Tuesday, May 06, 2008

Interfaith Dialogue at Campus

I was invited to talk about interfaith issues by the Muslim Students Association of UCR, inviting Jewish, Christian, Buddhist, and Hindu students at 5:00 - 7 pm, May 6, 2008. First I gave a lecture about why we need to promote interfaith understanding, dialogue, and cooperation in the U.S. and elsewhere. I reasoned that differences have not been appreciated by different religious peoples and commonalities have been surpressed. Differences have been stressed by many leaders and preachers to promote the self at the expense of the others. Thus, politics of identity became strengthened for the sake of self-identity, while the ultimate reality and substantive values such as peace, justice, equality, the well-being, getting job, being healthy, becoming educated and so forth have been ignored. Also, religion has been used for good and evil, but its positive and constructive roles have been undermined by the action of a handful of people of religious individuals and groups. Religion has been the important element in creating and perpetuating mutual mistrust, sectarian pride, racism, and chauvinism. Finally, I argued that global, regional, and national politics have overshadowed the serious learning and studying and teaching of various belief systems in history and today.

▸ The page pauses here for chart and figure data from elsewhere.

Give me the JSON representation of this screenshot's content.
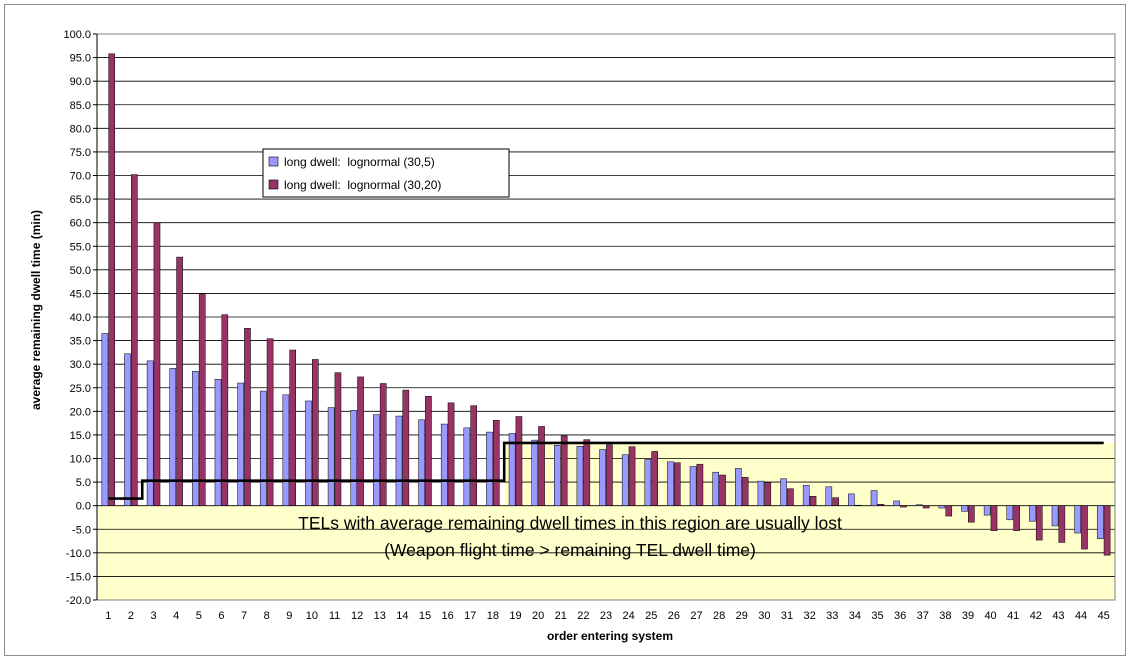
{
  "chart_data": {
    "type": "bar",
    "title": "",
    "xlabel": "order entering system",
    "ylabel": "average remaining dwell time (min)",
    "ylim": [
      -20,
      100
    ],
    "ytick_step": 5,
    "categories": [
      "1",
      "2",
      "3",
      "4",
      "5",
      "6",
      "7",
      "8",
      "9",
      "10",
      "11",
      "12",
      "13",
      "14",
      "15",
      "16",
      "17",
      "18",
      "19",
      "20",
      "21",
      "22",
      "23",
      "24",
      "25",
      "26",
      "27",
      "28",
      "29",
      "30",
      "31",
      "32",
      "33",
      "34",
      "35",
      "36",
      "37",
      "38",
      "39",
      "40",
      "41",
      "42",
      "43",
      "44",
      "45"
    ],
    "series": [
      {
        "name": "long dwell:  lognormal (30,5)",
        "color": "#9999ff",
        "values": [
          36.5,
          32.2,
          30.7,
          29.1,
          28.5,
          26.8,
          26.0,
          24.3,
          23.5,
          22.2,
          20.8,
          20.2,
          19.3,
          19.0,
          18.2,
          17.3,
          16.5,
          15.6,
          15.3,
          13.9,
          12.8,
          12.6,
          11.9,
          10.8,
          9.8,
          9.3,
          8.3,
          7.1,
          7.9,
          5.2,
          5.7,
          4.3,
          4.0,
          2.5,
          3.2,
          1.0,
          0.2,
          -0.5,
          -1.2,
          -2.0,
          -3.0,
          -3.3,
          -4.3,
          -5.8,
          -7.0
        ]
      },
      {
        "name": "long dwell:  lognormal (30,20)",
        "color": "#993366",
        "values": [
          95.8,
          70.2,
          60.0,
          52.7,
          44.9,
          40.5,
          37.6,
          35.4,
          33.0,
          31.0,
          28.2,
          27.3,
          25.9,
          24.5,
          23.2,
          21.8,
          21.2,
          18.1,
          18.9,
          16.8,
          14.8,
          14.0,
          12.9,
          12.5,
          11.5,
          9.1,
          8.8,
          6.5,
          6.0,
          4.9,
          3.6,
          2.0,
          1.7,
          0.1,
          0.3,
          -0.3,
          -0.5,
          -2.2,
          -3.5,
          -5.3,
          -5.3,
          -7.3,
          -7.8,
          -9.2,
          -10.5
        ]
      }
    ],
    "threshold_line": {
      "color": "#000000",
      "values": [
        1.5,
        1.5,
        5.3,
        5.3,
        5.3,
        5.3,
        5.3,
        5.3,
        5.3,
        5.3,
        5.3,
        5.3,
        5.3,
        5.3,
        5.3,
        5.3,
        5.3,
        5.3,
        13.3,
        13.3,
        13.3,
        13.3,
        13.3,
        13.3,
        13.3,
        13.3,
        13.3,
        13.3,
        13.3,
        13.3,
        13.3,
        13.3,
        13.3,
        13.3,
        13.3,
        13.3,
        13.3,
        13.3,
        13.3,
        13.3,
        13.3,
        13.3,
        13.3,
        13.3,
        13.3
      ]
    },
    "region": {
      "color": "#ffffcc",
      "from_category": "19",
      "ymax": 13.3,
      "ymin": -20,
      "from_category_left": "1",
      "left_ymax": 0
    },
    "annotation": {
      "line1": "TELs with average remaining dwell times in this region are usually lost",
      "line2": "(Weapon flight time > remaining TEL dwell time)"
    },
    "grid": true,
    "legend_position": "upper-left"
  }
}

I came up with some suggestion about how we can do interfaith dialogue. First, scriptures have to be understood contextually, comparatively, and morally. Every single religious community has the ultimate claim about their sacred scriptures; therefore, there must be some truth on all claims. Secondly, religious communities have to emphasize partnership and competition in good. "O Mankind! We created you from a single pair of male and a female, and made you into nations and tribes, that ye may know each other. Verily the most honored of you in the sight of God is the most righteous of you. God has full knowledge and is well-acquainted." (Al-Hujurat:13). I stressed the idea of "ye may know each other", and the idea of pluralism as God's plan. I also talked about how among God's signs is the creation of the heavens and the earth and the plurality of languages and colors (Qur'an: 30:22). Ethnic identity, national identity, religious identity are important for many, but universal brotherhood is no less important without necessary contradictions.

The students came up with very interesting questions, such as the meaning of prayer, the idea of tolerance despite the idea of mission in all religions (I discussed the verse on the da'wa: call to the way of God through wisdom, good lessons, and best dialogue), the idea of prophets before and after Muhammad, the concept of Trinity, the idea of forgiveness, the attitude of Islam toward Jesus as the savior of the world, the attitude of Islam toward non-theistic religions such as Buddhism, and the comment by a participant about how Islam is a great religion if it stresses humanistic values as exemplified in the Quran and Muhammad examples. I stressed that commonalities are numerous, and it is not human's task to judge other faiths based on his or her religious scripture. The differences in particular aspects of belief is to be judged by God alone because He is the only one who knows best. The task of humankind, of any faith, including of the disbeliever, is to strive in goodness.

I truly enjoyed the discussion, as some in the room said to me that they enjoyed this too.